Experienced and enthusiastic Consultant with a proven track record of success in various industries. Possessing exceptional interpersonal, problem-solving, and analytical skills, I provide valuable advice and expertise to client organizations, driving improvements in business performance. Experienced leader with a strong background in guiding teams, managing complex projects, and achieving strategic objectives. Expertise lies in developing efficient processes, ensuring high standards, and aligning efforts with organizational goals. Known for collaborative approach and unwavering commitment to excellence. Versatile skills in project management, problem-solving, and collaboration bring a fresh perspective and a strong dedication to quality and success. Adaptability and proactive approach recognized for delivering effective solutions.
Pyspark
Developed and implemented 21 key performance indicators (KPIs) to streamline business reporting and retailer billing, ensuring precise and timely data delivery. KPIs were presented in multiple time frames such as Month to Date, Last Month to Date, File to Date, and Last to Last Month to Date, leveraging CSV files for efficient reporting. Enhanced data processing performance through optimization techniques, including Adaptive Query Execution (AQE), partitioning, and predicate pushdown. Utilized performance tuning best practices by eliminating unnecessary actions, optimizing executor configurations, and adjusting driver settings. Delivered KPIs on a D-1 basis, facilitating timely, data-driven decision-making.

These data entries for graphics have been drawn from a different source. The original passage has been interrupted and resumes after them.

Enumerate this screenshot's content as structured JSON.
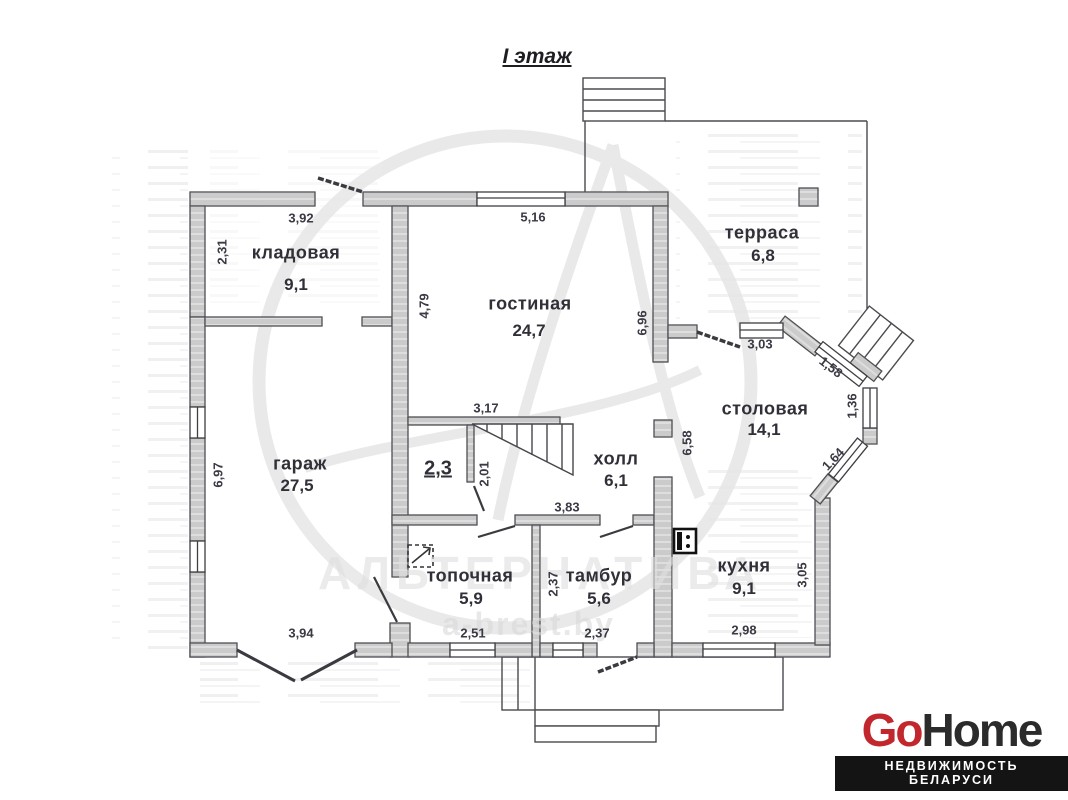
{
  "title": "I этаж",
  "watermark": {
    "name": "АЛЬТЕРНАТИВА",
    "site": "a-brest.by"
  },
  "logo": {
    "go": "Go",
    "home": "Home",
    "tagline": "НЕДВИЖИМОСТЬ БЕЛАРУСИ",
    "accent_color": "#c1272d",
    "dark_color": "#2b2b2b"
  },
  "rooms": {
    "storage": {
      "name": "кладовая",
      "area": "9,1"
    },
    "living": {
      "name": "гостиная",
      "area": "24,7"
    },
    "terrace": {
      "name": "терраса",
      "area": "6,8"
    },
    "garage": {
      "name": "гараж",
      "area": "27,5"
    },
    "dining": {
      "name": "столовая",
      "area": "14,1"
    },
    "hall": {
      "name": "холл",
      "area": "6,1"
    },
    "boiler": {
      "name": "топочная",
      "area": "5,9"
    },
    "vestibule": {
      "name": "тамбур",
      "area": "5,6"
    },
    "kitchen": {
      "name": "кухня",
      "area": "9,1"
    },
    "wc": {
      "area": "2,3"
    }
  },
  "dimensions": {
    "storage_top": "3,92",
    "storage_left": "2,31",
    "living_top": "5,16",
    "living_left": "4,79",
    "terrace_side": "6,96",
    "dining_top": "3,03",
    "bay_upper": "1,58",
    "bay_mid": "1,36",
    "bay_lower": "1,64",
    "dining_left": "6,58",
    "stairs_top": "3,17",
    "stairs_left": "2,01",
    "hall_bottom": "3,83",
    "garage_left": "6,97",
    "garage_bottom": "3,94",
    "boiler_bottom": "2,51",
    "vestibule_left": "2,37",
    "vestibule_bottom": "2,37",
    "kitchen_bottom": "2,98",
    "kitchen_right": "3,05"
  }
}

Successfully migrated critical billing data reporting from on-premises systems to Azure Data Factory (ADF) to ensure accurate, error-free compliance reporting for ASP-GSP. Consolidated billing data from various streams and circles on a monthly and daily basis, with reports for VBS and NON-VBS pushed to the ASP portal for final reporting. Addressed key challenges around scheduling and triggering processes based on data availability from the EBPP system. Developed master scripts to automate the trigger process, ensuring data is only processed when available, and skipping unnecessary steps to accommodate varying billing cycles across different circles.
Project scope is to ingest and integrate four extracts from upstream system and send 6 extracts to the downstream systems PSGL and one extract to FDW by applying required transformation and integrate all 4 extracts to Data warehouse enterprise tables. As part of this project, we have developed Pyspark jobs and shell scripts and Airflow Dag’s and prepared required SQLs to unit test the Data. In this project we are using ELT concept where will stage all the Data into four staging tables while loading these tables, we have used various checks to make sure the complete data flown to staging tables like duplicate file check, reject data check, tagging values check and trigger file to stage validation check related to count and amounts. For PSGL requirement, we have extracted the data from staging layer and loaded into work table with A side and B side separately, then applied requirement transformations like grouping on segment/Business unit wise and prepared header, trailer and line records and send it out to downstream application PSGL through Electronic communication gateway. For Integration requirement, loaded data into source repository (where will preserve history) and then created required surrogate keys to uniquely identify the records, loaded into common format layer using required transformations including ETL load indicator to identify is it an insert or update record, loaded into Base tables and performed a check on monetary amount between Base and source repository to make sure no data loss. Created Subledger view which is user facing view which will be exposed to user is built on top of the 3NF enterprise tables to make a Flattened view. Applied certain roles to the PSGL report views to make it accessible to user for read-only purpose.
Project scope is to eliminate the DataStage processing for data acquisition process and decrease the data availability time into the staging area and reduce the TCO. For this purpose, we have developed UDW Lake DA framework. Spark Framework can be able to pick the file from lake environment and after doing basic control checks can load into Teradata DB. Spark jobs are designed in such a way that in order to ingest new file format, we can prepare new config and use the existing spark common job, due to this capability the time taken for developing/ingesting new files were took less time and at the same time increased quality.
Azure Fundamentals ( AZ -900 )
Received various recognition and awards for the quality of projects delivered.